AI and Digital Twins could lower Nuclear Energy Costs
Nuclear power plants provide large amounts of electricity without releasing planet-warming pollution. But the expense of running these plants has made it difficult for them to stay open. If nuclear is to play a role in the U.S. clean energy economy, costs must come down. Scientists at the U.S. Department of Energy’s (DOE) Argonne National Laboratory are devising systems that could make nuclear energy more competitive using artificial intelligence.
Nuclear power plants are expensive in part because they demand constant monitoring and maintenance to ensure consistent power flow and safety. Argonne is midway through a $1 million, three-year project to explore how smart, computerized systems could change the economics.
“Operation and maintenance costs are quite relevant for nuclear units, which currently require large site crews and extensive upkeep,” said Roberto Ponciroli, a principal nuclear engineer at Argonne. “We think that autonomous operation can help to improve their profitability and also benefit the deployment of advanced reactor concepts.”
The project, funded by the DOE Office of Nuclear Energy’s Nuclear Energy Enabling Technologies program, aims to create a computer architecture that could detect problems early and recommend appropriate actions to human operators. The technology could save the nuclear industry more than $500 million a year, Ponciroli and colleagues estimate.
A typical nuclear plant can hold hundreds of sensors, all of them monitoring different parts to make sure they are working properly.
“In a world where decisions are made according to data, it’s important to know that you can trust your data,” Ponciroli said. “Sensors, like any other component, can degrade. Knowing that your sensors are functioning is crucial.”
The job of inspecting each sensor — and also the performance of system components such as valves, pumps, heat exchangers — currently rests with staff who walk the plant floor. Instead, algorithms could verify data by learning how a normal sensor functions and looking for anomalies.

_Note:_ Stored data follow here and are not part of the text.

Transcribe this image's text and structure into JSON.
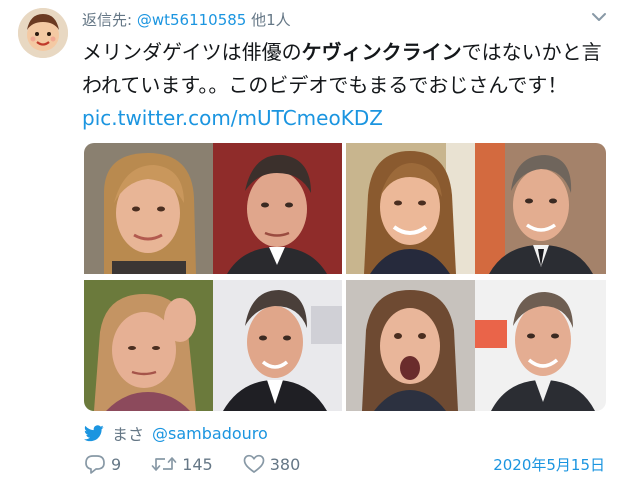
{
  "reply": {
    "prefix": "返信先:",
    "handle": "@wt56110585",
    "suffix": "他1人"
  },
  "tweet": {
    "text_part1": "メリンダゲイツは俳優の",
    "text_bold": "ケヴィンクライン",
    "text_part2": "ではないかと言われています。。このビデオでもまるでおじさんです！ ",
    "link": "pic.twitter.com/mUTCmeoKDZ"
  },
  "photos": [
    {
      "name": "photo-melinda-1"
    },
    {
      "name": "photo-kevin-1"
    },
    {
      "name": "photo-melinda-2"
    },
    {
      "name": "photo-kevin-2"
    },
    {
      "name": "photo-melinda-3"
    },
    {
      "name": "photo-kevin-3"
    },
    {
      "name": "photo-melinda-4"
    },
    {
      "name": "photo-kevin-4"
    }
  ],
  "attribution": {
    "icon": "twitter-bird-icon",
    "name": "まさ",
    "handle": "@sambadouro"
  },
  "actions": {
    "replies": "9",
    "retweets": "145",
    "likes": "380"
  },
  "date": "2020年5月15日",
  "colors": {
    "link": "#1b95e0",
    "muted": "#657786",
    "text": "#14171a"
  }
}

Having validated a plant’s sensors, an artificial intelligence system would then interpret signals from them and recommend specific actions.

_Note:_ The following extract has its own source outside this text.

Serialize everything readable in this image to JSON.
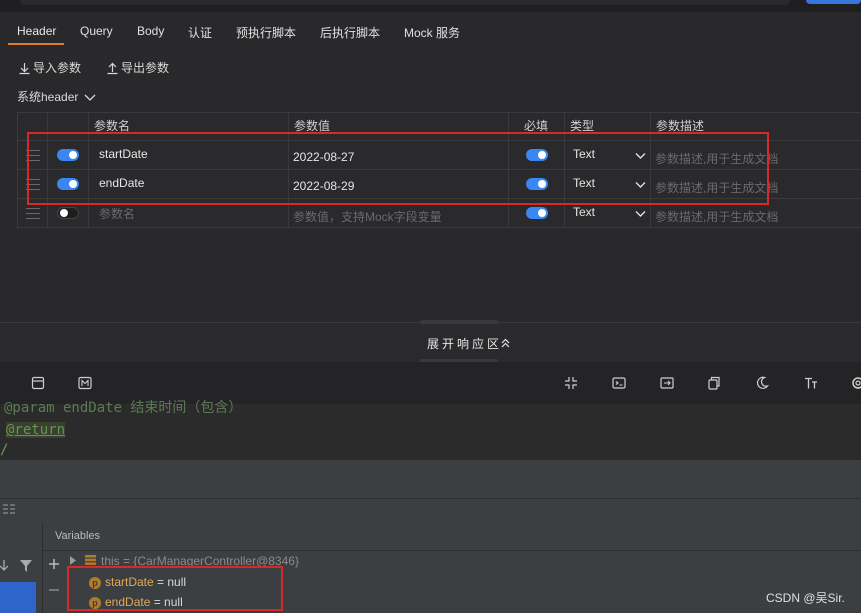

Ponciroli offers an example: Let’s say your car’s dashboard alerts you to a tire with low air pressure. You know that you don’t need to pull over right away, but you might decide to slow down a bit to avoid a puncture until you can fill the tire with air.
Humans make these types of judgment calls all the time. We evaluate information, make a decision and take action, like altering controls (in the scenario above, slowing down the car) and making repairs. An artificial intelligence method called reinforcement learning replicates the brain’s logic by teaching the system to make decisions by evaluating potential outcomes. At a nuclear plant, computers could detect problems and flag them to plant operators as early as possible, helping optimize controls and also avert more expensive repairs down the line. At the same time, computers could prevent unnecessary maintenance on equipment that doesn’t need it.
“The lower-level tasks that people do now can be handed off to algorithms,” said Richard Vilim, an Argonne senior nuclear engineer. “We’re trying to elevate humans to a higher degree of situational awareness so that they are observers making decisions.”
Partnering with industry to develop testing scenarios, Argonne engineers have built a computer simulation, or “digital twin,” of an advanced nuclear reactor. While the system is designed to serve new reactor technologies, Vilim said, it’s also flexible enough to be applied at existing nuclear plants.
The team is validating its artificial intelligence concept on the simulated reactor, and so far they have completed systems to control and diagnose its virtual parts. The remainder of the project will focus on the system’s decision-making ability — what it does with the diagnostic data.
Because an autonomous nuclear plant requires these varied functions, the end product of the Argonne team’s work is a system architecture that stitches multiple algorithms together. For example, engineers are adapting code including Argonne’s System Analysis Module (SAM), an analysis tool for advanced reactors. SAM, which was developed in collaboration with engineering firm Kairos Power, won a 2019 R&D 100 award.
“Argonne is well suited to this project, because we already have all the capabilities we need in-house,” Ponciroli said. “It’s just a matter of combining them to get even more out of them.”